The San Francisco Marina District became the poster child of the 1989 quake. Television images of the destruction were broadcast around the globe.
Bob Figone lived it all first-hand. His house took a hit, but did not fall down or burn. He did not have earth quake insurance, but light damage along with inexpensive FEMA (Federal Emergency Management Agency) loans made for a fairly quick repair and retrofit.
Construction is better now and we know more about how earth quakes work. Especially for homeowner David Schwartz, an earthquake geologist with the U.S. Geological Survey.
Before buying his home, Schwartz went down to Danville's City Hall.
"And I spent the entire day reading through these reports looking at where landslides had been, what they had done with landslides, learning that this whole valley had been filled in, reading what they did with the fill, how they engineered it, how they instrumented it," said Schwartz.
So what does an average person do who can't read those reports? The answer is not a good one. Buy a home and you will receive disclosures, but Schwartz says they are usually too vague to be much value. Plus, looking around at a neighborhood can give you a false sense of security.

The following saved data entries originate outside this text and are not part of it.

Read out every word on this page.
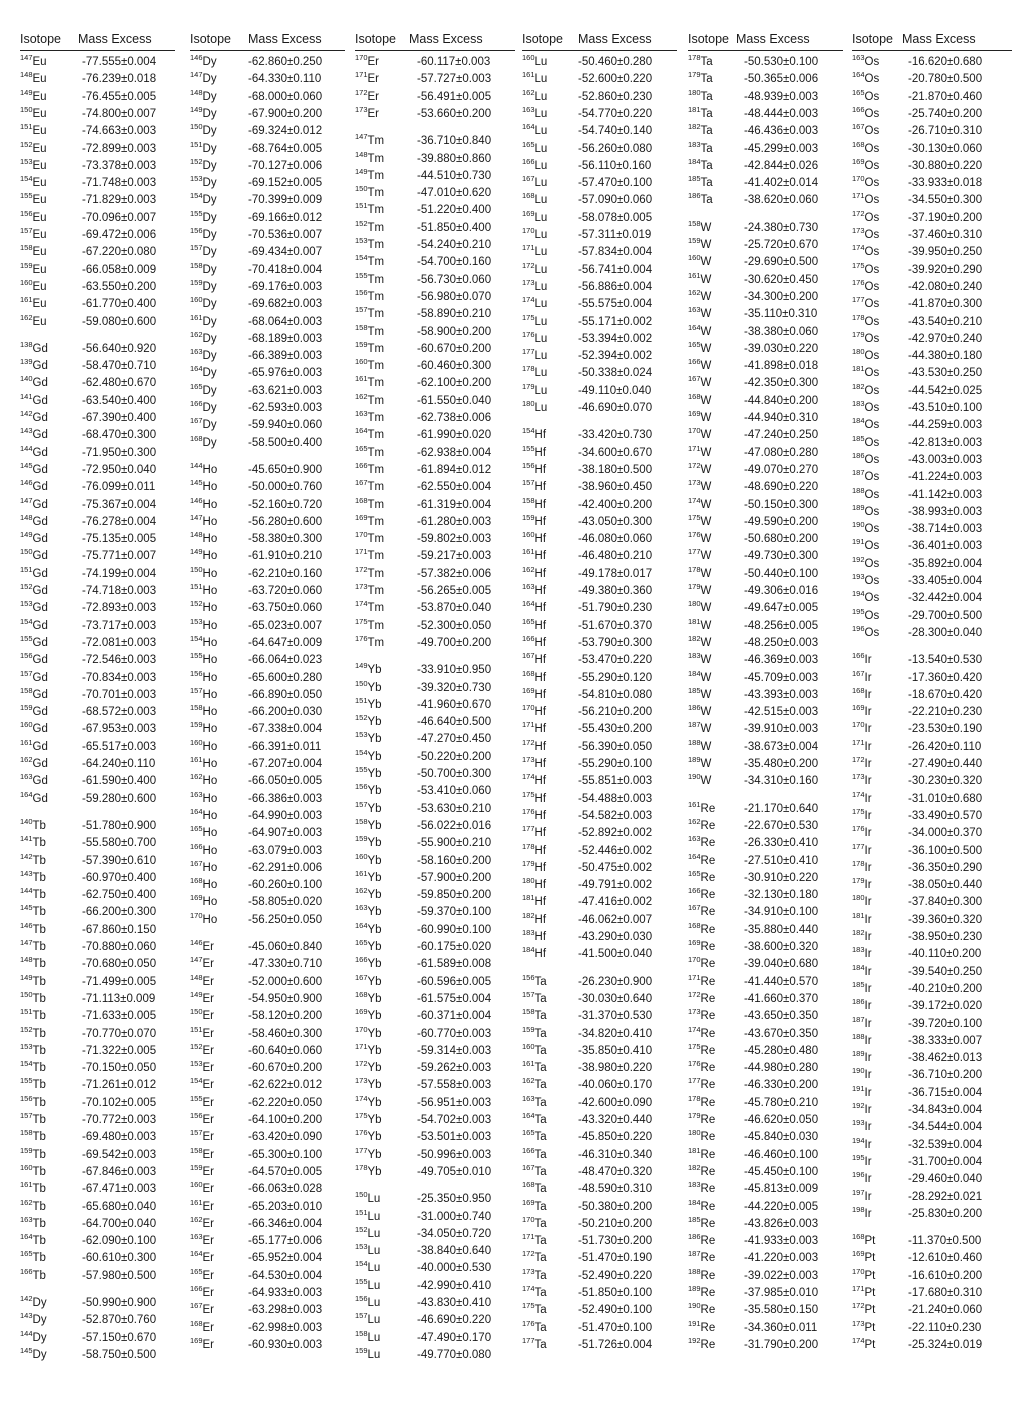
Isotope Mass Excess
$^{147}$Eu	-77.555±0.004
$^{148}$Eu	-76.239±0.018
$^{149}$Eu	-76.455±0.005
$^{150}$Eu	-74.800±0.007
$^{151}$Eu	-74.663±0.003
$^{152}$Eu	-72.899±0.003
$^{153}$Eu	-73.378±0.003
$^{154}$Eu	-71.748±0.003
$^{155}$Eu	-71.829±0.003
$^{156}$Eu	-70.096±0.007
$^{157}$Eu	-69.472±0.006
$^{158}$Eu	-67.220±0.080
$^{159}$Eu	-66.058±0.009
$^{160}$Eu	-63.550±0.200
$^{161}$Eu	-61.770±0.400
$^{162}$Eu	-59.080±0.600
$^{138}$Gd	-56.640±0.920
$^{139}$Gd	-58.470±0.710
$^{140}$Gd	-62.480±0.670
$^{141}$Gd	-63.540±0.400
$^{142}$Gd	-67.390±0.400
$^{143}$Gd	-68.470±0.300
$^{144}$Gd	-71.950±0.300
$^{145}$Gd	-72.950±0.040
$^{146}$Gd	-76.099±0.011
$^{147}$Gd	-75.367±0.004
$^{148}$Gd	-76.278±0.004
$^{149}$Gd	-75.135±0.005
$^{150}$Gd	-75.771±0.007
$^{151}$Gd	-74.199±0.004
$^{152}$Gd	-74.718±0.003
$^{153}$Gd	-72.893±0.003
$^{154}$Gd	-73.717±0.003
$^{155}$Gd	-72.081±0.003
$^{156}$Gd	-72.546±0.003
$^{157}$Gd	-70.834±0.003
$^{158}$Gd	-70.701±0.003
$^{159}$Gd	-68.572±0.003
$^{160}$Gd	-67.953±0.003
$^{161}$Gd	-65.517±0.003
$^{162}$Gd	-64.240±0.110
$^{163}$Gd	-61.590±0.400
$^{164}$Gd	-59.280±0.600
$^{140}$Tb	-51.780±0.900
$^{141}$Tb	-55.580±0.700
$^{142}$Tb	-57.390±0.610
$^{143}$Tb	-60.970±0.400
$^{144}$Tb	-62.750±0.400
$^{145}$Tb	-66.200±0.300
$^{146}$Tb	-67.860±0.150
$^{147}$Tb	-70.880±0.060
$^{148}$Tb	-70.680±0.050
$^{149}$Tb	-71.499±0.005
$^{150}$Tb	-71.113±0.009
$^{151}$Tb	-71.633±0.005
$^{152}$Tb	-70.770±0.070
$^{153}$Tb	-71.322±0.005
$^{154}$Tb	-70.150±0.050
$^{155}$Tb	-71.261±0.012
$^{156}$Tb	-70.102±0.005
$^{157}$Tb	-70.772±0.003
$^{158}$Tb	-69.480±0.003
$^{159}$Tb	-69.542±0.003
$^{160}$Tb	-67.846±0.003
$^{161}$Tb	-67.471±0.003
$^{162}$Tb	-65.680±0.040
$^{163}$Tb	-64.700±0.040
$^{164}$Tb	-62.090±0.100
$^{165}$Tb	-60.610±0.300
$^{166}$Tb	-57.980±0.500
$^{142}$Dy	-50.990±0.900
$^{143}$Dy	-52.870±0.760
$^{144}$Dy	-57.150±0.670
$^{145}$Dy	-58.750±0.500
Isotope Mass Excess
$^{146}$Dy	-62.860±0.250
$^{147}$Dy	-64.330±0.110
$^{148}$Dy	-68.000±0.060
$^{149}$Dy	-67.900±0.200
$^{150}$Dy	-69.324±0.012
$^{151}$Dy	-68.764±0.005
$^{152}$Dy	-70.127±0.006
$^{153}$Dy	-69.152±0.005
$^{154}$Dy	-70.399±0.009
$^{155}$Dy	-69.166±0.012
$^{156}$Dy	-70.536±0.007
$^{157}$Dy	-69.434±0.007
$^{158}$Dy	-70.418±0.004
$^{159}$Dy	-69.176±0.003
$^{160}$Dy	-69.682±0.003
$^{161}$Dy	-68.064±0.003
$^{162}$Dy	-68.189±0.003
$^{163}$Dy	-66.389±0.003
$^{164}$Dy	-65.976±0.003
$^{165}$Dy	-63.621±0.003
$^{166}$Dy	-62.593±0.003
$^{167}$Dy	-59.940±0.060
$^{168}$Dy	-58.500±0.400
$^{144}$Ho	-45.650±0.900
$^{145}$Ho	-50.000±0.760
$^{146}$Ho	-52.160±0.720
$^{147}$Ho	-56.280±0.600
$^{148}$Ho	-58.380±0.300
$^{149}$Ho	-61.910±0.210
$^{150}$Ho	-62.210±0.160
$^{151}$Ho	-63.720±0.060
$^{152}$Ho	-63.750±0.060
$^{153}$Ho	-65.023±0.007
$^{154}$Ho	-64.647±0.009
$^{155}$Ho	-66.064±0.023
$^{156}$Ho	-65.600±0.280
$^{157}$Ho	-66.890±0.050
$^{158}$Ho	-66.200±0.030
$^{159}$Ho	-67.338±0.004
$^{160}$Ho	-66.391±0.011
$^{161}$Ho	-67.207±0.004
$^{162}$Ho	-66.050±0.005
$^{163}$Ho	-66.386±0.003
$^{164}$Ho	-64.990±0.003
$^{165}$Ho	-64.907±0.003
$^{166}$Ho	-63.079±0.003
$^{167}$Ho	-62.291±0.006
$^{168}$Ho	-60.260±0.100
$^{169}$Ho	-58.805±0.020
$^{170}$Ho	-56.250±0.050
$^{146}$Er	-45.060±0.840
$^{147}$Er	-47.330±0.710
$^{148}$Er	-52.000±0.600
$^{149}$Er	-54.950±0.900
$^{150}$Er	-58.120±0.200
$^{151}$Er	-58.460±0.300
$^{152}$Er	-60.640±0.060
$^{153}$Er	-60.670±0.200
$^{154}$Er	-62.622±0.012
$^{155}$Er	-62.220±0.050
$^{156}$Er	-64.100±0.200
$^{157}$Er	-63.420±0.090
$^{158}$Er	-65.300±0.100
$^{159}$Er	-64.570±0.005
$^{160}$Er	-66.063±0.028
$^{161}$Er	-65.203±0.010
$^{162}$Er	-66.346±0.004
$^{163}$Er	-65.177±0.006
$^{164}$Er	-65.952±0.004
$^{165}$Er	-64.530±0.004
$^{166}$Er	-64.933±0.003
$^{167}$Er	-63.298±0.003
$^{168}$Er	-62.998±0.003
$^{169}$Er	-60.930±0.003
Isotope Mass Excess
$^{170}$Er	-60.117±0.003
$^{171}$Er	-57.727±0.003
$^{172}$Er	-56.491±0.005
$^{173}$Er	-53.660±0.200
$^{147}$Tm	-36.710±0.840
$^{148}$Tm	-39.880±0.860
$^{149}$Tm	-44.510±0.730
$^{150}$Tm	-47.010±0.620
$^{151}$Tm	-51.220±0.400
$^{152}$Tm	-51.850±0.400
$^{153}$Tm	-54.240±0.210
$^{154}$Tm	-54.700±0.160
$^{155}$Tm	-56.730±0.060
$^{156}$Tm	-56.980±0.070
$^{157}$Tm	-58.890±0.210
$^{158}$Tm	-58.900±0.200
$^{159}$Tm	-60.670±0.200
$^{160}$Tm	-60.460±0.300
$^{161}$Tm	-62.100±0.200
$^{162}$Tm	-61.550±0.040
$^{163}$Tm	-62.738±0.006
$^{164}$Tm	-61.990±0.020
$^{165}$Tm	-62.938±0.004
$^{166}$Tm	-61.894±0.012
$^{167}$Tm	-62.550±0.004
$^{168}$Tm	-61.319±0.004
$^{169}$Tm	-61.280±0.003
$^{170}$Tm	-59.802±0.003
$^{171}$Tm	-59.217±0.003
$^{172}$Tm	-57.382±0.006
$^{173}$Tm	-56.265±0.005
$^{174}$Tm	-53.870±0.040
$^{175}$Tm	-52.300±0.050
$^{176}$Tm	-49.700±0.200
$^{149}$Yb	-33.910±0.950
$^{150}$Yb	-39.320±0.730
$^{151}$Yb	-41.960±0.670
$^{152}$Yb	-46.640±0.500
$^{153}$Yb	-47.270±0.450
$^{154}$Yb	-50.220±0.200
$^{155}$Yb	-50.700±0.300
$^{156}$Yb	-53.410±0.060
$^{157}$Yb	-53.630±0.210
$^{158}$Yb	-56.022±0.016
$^{159}$Yb	-55.900±0.210
$^{160}$Yb	-58.160±0.200
$^{161}$Yb	-57.900±0.200
$^{162}$Yb	-59.850±0.200
$^{163}$Yb	-59.370±0.100
$^{164}$Yb	-60.990±0.100
$^{165}$Yb	-60.175±0.020
$^{166}$Yb	-61.589±0.008
$^{167}$Yb	-60.596±0.005
$^{168}$Yb	-61.575±0.004
$^{169}$Yb	-60.371±0.004
$^{170}$Yb	-60.770±0.003
$^{171}$Yb	-59.314±0.003
$^{172}$Yb	-59.262±0.003
$^{173}$Yb	-57.558±0.003
$^{174}$Yb	-56.951±0.003
$^{175}$Yb	-54.702±0.003
$^{176}$Yb	-53.501±0.003
$^{177}$Yb	-50.996±0.003
$^{178}$Yb	-49.705±0.010
$^{150}$Lu	-25.350±0.950
$^{151}$Lu	-31.000±0.740
$^{152}$Lu	-34.050±0.720
$^{153}$Lu	-38.840±0.640
$^{154}$Lu	-40.000±0.530
$^{155}$Lu	-42.990±0.410
$^{156}$Lu	-43.830±0.410
$^{157}$Lu	-46.690±0.220
$^{158}$Lu	-47.490±0.170
$^{159}$Lu	-49.770±0.080
Isotope Mass Excess
$^{160}$Lu	-50.460±0.280
$^{161}$Lu	-52.600±0.220
$^{162}$Lu	-52.860±0.230
$^{163}$Lu	-54.770±0.220
$^{164}$Lu	-54.740±0.140
$^{165}$Lu	-56.260±0.080
$^{166}$Lu	-56.110±0.160
$^{167}$Lu	-57.470±0.100
$^{168}$Lu	-57.090±0.060
$^{169}$Lu	-58.078±0.005
$^{170}$Lu	-57.311±0.019
$^{171}$Lu	-57.834±0.004
$^{172}$Lu	-56.741±0.004
$^{173}$Lu	-56.886±0.004
$^{174}$Lu	-55.575±0.004
$^{175}$Lu	-55.171±0.002
$^{176}$Lu	-53.394±0.002
$^{177}$Lu	-52.394±0.002
$^{178}$Lu	-50.338±0.024
$^{179}$Lu	-49.110±0.040
$^{180}$Lu	-46.690±0.070
$^{154}$Hf	-33.420±0.730
$^{155}$Hf	-34.600±0.670
$^{156}$Hf	-38.180±0.500
$^{157}$Hf	-38.960±0.450
$^{158}$Hf	-42.400±0.200
$^{159}$Hf	-43.050±0.300
$^{160}$Hf	-46.080±0.060
$^{161}$Hf	-46.480±0.210
$^{162}$Hf	-49.178±0.017
$^{163}$Hf	-49.380±0.360
$^{164}$Hf	-51.790±0.230
$^{165}$Hf	-51.670±0.370
$^{166}$Hf	-53.790±0.300
$^{167}$Hf	-53.470±0.220
$^{168}$Hf	-55.290±0.120
$^{169}$Hf	-54.810±0.080
$^{170}$Hf	-56.210±0.200
$^{171}$Hf	-55.430±0.200
$^{172}$Hf	-56.390±0.050
$^{173}$Hf	-55.290±0.100
$^{174}$Hf	-55.851±0.003
$^{175}$Hf	-54.488±0.003
$^{176}$Hf	-54.582±0.003
$^{177}$Hf	-52.892±0.002
$^{178}$Hf	-52.446±0.002
$^{179}$Hf	-50.475±0.002
$^{180}$Hf	-49.791±0.002
$^{181}$Hf	-47.416±0.002
$^{182}$Hf	-46.062±0.007
$^{183}$Hf	-43.290±0.030
$^{184}$Hf	-41.500±0.040
$^{156}$Ta	-26.230±0.900
$^{157}$Ta	-30.030±0.640
$^{158}$Ta	-31.370±0.530
$^{159}$Ta	-34.820±0.410
$^{160}$Ta	-35.850±0.410
$^{161}$Ta	-38.980±0.220
$^{162}$Ta	-40.060±0.170
$^{163}$Ta	-42.600±0.090
$^{164}$Ta	-43.320±0.440
$^{165}$Ta	-45.850±0.220
$^{166}$Ta	-46.310±0.340
$^{167}$Ta	-48.470±0.320
$^{168}$Ta	-48.590±0.310
$^{169}$Ta	-50.380±0.200
$^{170}$Ta	-50.210±0.200
$^{171}$Ta	-51.730±0.200
$^{172}$Ta	-51.470±0.190
$^{173}$Ta	-52.490±0.220
$^{174}$Ta	-51.850±0.100
$^{175}$Ta	-52.490±0.100
$^{176}$Ta	-51.470±0.100
$^{177}$Ta	-51.726±0.004
Isotope Mass Excess
$^{178}$Ta	-50.530±0.100
$^{179}$Ta	-50.365±0.006
$^{180}$Ta	-48.939±0.003
$^{181}$Ta	-48.444±0.003
$^{182}$Ta	-46.436±0.003
$^{183}$Ta	-45.299±0.003
$^{184}$Ta	-42.844±0.026
$^{185}$Ta	-41.402±0.014
$^{186}$Ta	-38.620±0.060
$^{158}$W	-24.380±0.730
$^{159}$W	-25.720±0.670
$^{160}$W	-29.690±0.500
$^{161}$W	-30.620±0.450
$^{162}$W	-34.300±0.200
$^{163}$W	-35.110±0.310
$^{164}$W	-38.380±0.060
$^{165}$W	-39.030±0.220
$^{166}$W	-41.898±0.018
$^{167}$W	-42.350±0.300
$^{168}$W	-44.840±0.200
$^{169}$W	-44.940±0.310
$^{170}$W	-47.240±0.250
$^{171}$W	-47.080±0.280
$^{172}$W	-49.070±0.270
$^{173}$W	-48.690±0.220
$^{174}$W	-50.150±0.300
$^{175}$W	-49.590±0.200
$^{176}$W	-50.680±0.200
$^{177}$W	-49.730±0.300
$^{178}$W	-50.440±0.100
$^{179}$W	-49.306±0.016
$^{180}$W	-49.647±0.005
$^{181}$W	-48.256±0.005
$^{182}$W	-48.250±0.003
$^{183}$W	-46.369±0.003
$^{184}$W	-45.709±0.003
$^{185}$W	-43.393±0.003
$^{186}$W	-42.515±0.003
$^{187}$W	-39.910±0.003
$^{188}$W	-38.673±0.004
$^{189}$W	-35.480±0.200
$^{190}$W	-34.310±0.160
$^{161}$Re	-21.170±0.640
$^{162}$Re	-22.670±0.530
$^{163}$Re	-26.330±0.410
$^{164}$Re	-27.510±0.410
$^{165}$Re	-30.910±0.220
$^{166}$Re	-32.130±0.180
$^{167}$Re	-34.910±0.100
$^{168}$Re	-35.880±0.440
$^{169}$Re	-38.600±0.320
$^{170}$Re	-39.040±0.680
$^{171}$Re	-41.440±0.570
$^{172}$Re	-41.660±0.370
$^{173}$Re	-43.650±0.350
$^{174}$Re	-43.670±0.350
$^{175}$Re	-45.280±0.480
$^{176}$Re	-44.980±0.280
$^{177}$Re	-46.330±0.200
$^{178}$Re	-45.780±0.210
$^{179}$Re	-46.620±0.050
$^{180}$Re	-45.840±0.030
$^{181}$Re	-46.460±0.100
$^{182}$Re	-45.450±0.100
$^{183}$Re	-45.813±0.009
$^{184}$Re	-44.220±0.005
$^{185}$Re	-43.826±0.003
$^{186}$Re	-41.933±0.003
$^{187}$Re	-41.220±0.003
$^{188}$Re	-39.022±0.003
$^{189}$Re	-37.985±0.010
$^{190}$Re	-35.580±0.150
$^{191}$Re	-34.360±0.011
$^{192}$Re	-31.790±0.200
Isotope Mass Excess
$^{163}$Os	-16.620±0.680
$^{164}$Os	-20.780±0.500
$^{165}$Os	-21.870±0.460
$^{166}$Os	-25.740±0.200
$^{167}$Os	-26.710±0.310
$^{168}$Os	-30.130±0.060
$^{169}$Os	-30.880±0.220
$^{170}$Os	-33.933±0.018
$^{171}$Os	-34.550±0.300
$^{172}$Os	-37.190±0.200
$^{173}$Os	-37.460±0.310
$^{174}$Os	-39.950±0.250
$^{175}$Os	-39.920±0.290
$^{176}$Os	-42.080±0.240
$^{177}$Os	-41.870±0.300
$^{178}$Os	-43.540±0.210
$^{179}$Os	-42.970±0.240
$^{180}$Os	-44.380±0.180
$^{181}$Os	-43.530±0.250
$^{182}$Os	-44.542±0.025
$^{183}$Os	-43.510±0.100
$^{184}$Os	-44.259±0.003
$^{185}$Os	-42.813±0.003
$^{186}$Os	-43.003±0.003
$^{187}$Os	-41.224±0.003
$^{188}$Os	-41.142±0.003
$^{189}$Os	-38.993±0.003
$^{190}$Os	-38.714±0.003
$^{191}$Os	-36.401±0.003
$^{192}$Os	-35.892±0.004
$^{193}$Os	-33.405±0.004
$^{194}$Os	-32.442±0.004
$^{195}$Os	-29.700±0.500
$^{196}$Os	-28.300±0.040
$^{166}$Ir	-13.540±0.530
$^{167}$Ir	-17.360±0.420
$^{168}$Ir	-18.670±0.420
$^{169}$Ir	-22.210±0.230
$^{170}$Ir	-23.530±0.190
$^{171}$Ir	-26.420±0.110
$^{172}$Ir	-27.490±0.440
$^{173}$Ir	-30.230±0.320
$^{174}$Ir	-31.010±0.680
$^{175}$Ir	-33.490±0.570
$^{176}$Ir	-34.000±0.370
$^{177}$Ir	-36.100±0.500
$^{178}$Ir	-36.350±0.290
$^{179}$Ir	-38.050±0.440
$^{180}$Ir	-37.840±0.300
$^{181}$Ir	-39.360±0.320
$^{182}$Ir	-38.950±0.230
$^{183}$Ir	-40.110±0.200
$^{184}$Ir	-39.540±0.250
$^{185}$Ir	-40.210±0.200
$^{186}$Ir	-39.172±0.020
$^{187}$Ir	-39.720±0.100
$^{188}$Ir	-38.333±0.007
$^{189}$Ir	-38.462±0.013
$^{190}$Ir	-36.710±0.200
$^{191}$Ir	-36.715±0.004
$^{192}$Ir	-34.843±0.004
$^{193}$Ir	-34.544±0.004
$^{194}$Ir	-32.539±0.004
$^{195}$Ir	-31.700±0.004
$^{196}$Ir	-29.460±0.040
$^{197}$Ir	-28.292±0.021
$^{198}$Ir	-25.830±0.200
$^{168}$Pt	-11.370±0.500
$^{169}$Pt	-12.610±0.460
$^{170}$Pt	-16.610±0.200
$^{171}$Pt	-17.680±0.310
$^{172}$Pt	-21.240±0.060
$^{173}$Pt	-22.110±0.230
$^{174}$Pt	-25.324±0.019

"This was a big valley, and when they developed the subdivision they cut the tops of the slopes and pushed it all down to the valley and built this nice flat surface," said Schwartz when describing the safety of the homes on the flat land compared to those up on the hill. "Fill responds differently to shaking, and in fact if that house on the hill slope is on rock, rock dampens the effects of shaking and the fill can actually amplify or increase the effects of shaking."
The most careful, or wealthy, among us will consult with structural and soil engineers as well as geologists. And if your home is perched on a hillside, there is some safety in knowledge.
"So it is always, in the end, up to the buyer," said Schwartz.
There are no easy ways to find answers and the answers out there often do not come cheap.